The LC1 featured a chassis built by Dallara with an open cockpit, while the engine would be a 1425 cc straight-4 Lancia unit with a single turbocharger, as had been used in the previous Montecarlos. Martini Racing would run the program, with all cars running the Martini & Rossi colors.

However, the car's life was short due to rule changes enacted prior to the LC1's competition debut in 1982. Organisers had decided that Group 6 was to be phased out in place of the new Group C. In order to push manufacturers towards Group C, cars competing in other classes would not be allowed to earn points in the Manufacturers Championship, but would still be eligible in the Drivers Championship. To Lancia's advantage, Group 6 cars were not required to meet the fuel economy standards that Group C cars used, allowing the team to run flat-out throughout a race and compete for overall victories. The LC1s were therefore able to fight for overall race wins, earning three in the 1982 season. The quick pace of the car also earned it three pole positions.
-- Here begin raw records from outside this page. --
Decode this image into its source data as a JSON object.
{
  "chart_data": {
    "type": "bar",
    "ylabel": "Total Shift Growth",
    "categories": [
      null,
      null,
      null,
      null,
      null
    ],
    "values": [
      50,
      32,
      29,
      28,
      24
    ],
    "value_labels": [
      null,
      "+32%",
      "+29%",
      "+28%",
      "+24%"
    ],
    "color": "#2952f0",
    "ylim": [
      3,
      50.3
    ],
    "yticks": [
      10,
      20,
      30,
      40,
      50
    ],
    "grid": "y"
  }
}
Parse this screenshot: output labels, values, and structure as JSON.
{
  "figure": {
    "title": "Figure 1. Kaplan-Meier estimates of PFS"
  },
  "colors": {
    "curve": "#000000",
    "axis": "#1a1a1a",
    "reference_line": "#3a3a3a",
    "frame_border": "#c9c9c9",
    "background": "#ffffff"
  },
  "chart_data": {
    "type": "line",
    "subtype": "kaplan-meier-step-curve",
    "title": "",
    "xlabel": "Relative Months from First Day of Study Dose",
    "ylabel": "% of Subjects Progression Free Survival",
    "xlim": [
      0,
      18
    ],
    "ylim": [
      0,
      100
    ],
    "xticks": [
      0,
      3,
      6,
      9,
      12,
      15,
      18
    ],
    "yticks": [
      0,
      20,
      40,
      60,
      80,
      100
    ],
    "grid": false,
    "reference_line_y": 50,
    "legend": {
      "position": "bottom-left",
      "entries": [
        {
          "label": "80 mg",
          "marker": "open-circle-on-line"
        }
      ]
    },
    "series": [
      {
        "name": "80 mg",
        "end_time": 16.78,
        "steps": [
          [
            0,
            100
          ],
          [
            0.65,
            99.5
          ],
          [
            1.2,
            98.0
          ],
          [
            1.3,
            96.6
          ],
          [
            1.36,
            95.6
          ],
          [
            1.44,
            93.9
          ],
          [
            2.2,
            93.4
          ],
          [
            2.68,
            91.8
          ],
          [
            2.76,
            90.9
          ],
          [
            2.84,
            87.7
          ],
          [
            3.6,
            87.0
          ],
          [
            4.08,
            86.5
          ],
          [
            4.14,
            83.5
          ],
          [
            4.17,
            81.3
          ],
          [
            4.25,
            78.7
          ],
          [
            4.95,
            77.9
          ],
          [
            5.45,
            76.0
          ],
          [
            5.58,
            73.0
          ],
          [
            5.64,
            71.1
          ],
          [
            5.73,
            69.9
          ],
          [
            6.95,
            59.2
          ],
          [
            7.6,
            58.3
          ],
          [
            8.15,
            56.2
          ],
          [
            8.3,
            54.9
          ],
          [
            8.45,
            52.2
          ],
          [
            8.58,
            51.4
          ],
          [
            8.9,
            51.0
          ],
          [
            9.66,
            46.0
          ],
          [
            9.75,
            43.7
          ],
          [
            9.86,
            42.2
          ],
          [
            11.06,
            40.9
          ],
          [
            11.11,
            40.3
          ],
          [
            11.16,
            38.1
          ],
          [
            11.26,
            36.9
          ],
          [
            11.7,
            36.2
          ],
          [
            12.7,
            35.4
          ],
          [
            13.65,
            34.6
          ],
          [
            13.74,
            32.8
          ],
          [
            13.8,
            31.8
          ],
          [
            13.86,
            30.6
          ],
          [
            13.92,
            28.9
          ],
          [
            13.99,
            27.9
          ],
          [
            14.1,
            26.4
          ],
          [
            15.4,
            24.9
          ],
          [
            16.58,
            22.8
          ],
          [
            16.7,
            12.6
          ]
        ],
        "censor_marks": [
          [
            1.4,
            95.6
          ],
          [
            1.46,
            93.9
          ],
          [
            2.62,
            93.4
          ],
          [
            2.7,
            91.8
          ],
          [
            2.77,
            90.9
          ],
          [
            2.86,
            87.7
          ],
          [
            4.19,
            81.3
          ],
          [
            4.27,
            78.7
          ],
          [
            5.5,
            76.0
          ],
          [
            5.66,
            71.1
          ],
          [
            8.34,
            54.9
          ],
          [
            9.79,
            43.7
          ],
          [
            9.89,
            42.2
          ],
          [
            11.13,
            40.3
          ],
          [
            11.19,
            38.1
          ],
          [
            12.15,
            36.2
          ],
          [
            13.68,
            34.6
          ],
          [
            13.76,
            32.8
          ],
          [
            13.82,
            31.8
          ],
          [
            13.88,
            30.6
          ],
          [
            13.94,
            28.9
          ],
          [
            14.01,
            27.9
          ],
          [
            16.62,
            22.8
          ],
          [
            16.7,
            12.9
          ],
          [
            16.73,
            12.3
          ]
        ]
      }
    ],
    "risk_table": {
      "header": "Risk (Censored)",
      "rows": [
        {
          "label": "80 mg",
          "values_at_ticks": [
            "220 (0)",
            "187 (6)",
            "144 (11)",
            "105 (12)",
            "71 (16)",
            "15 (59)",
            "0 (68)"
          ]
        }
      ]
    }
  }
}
Lancia driver Riccardo Patrese was in contention for the Drivers Championship into the final round, but ended the year eight points behind Porsche's Jacky Ickx.

With the LC1 already restricted the project was quickly abandoned in 1983, with Lancia building an all-new car to Group C regulations known as the LC2. The LC1s still saw some competition in 1983, as Italian squad Sivama Motor modified a pair of LC1s to include a closed cockpit and meet Group C regulations. These cars saw mixed results before they too were abandoned at the end of the 1983 season.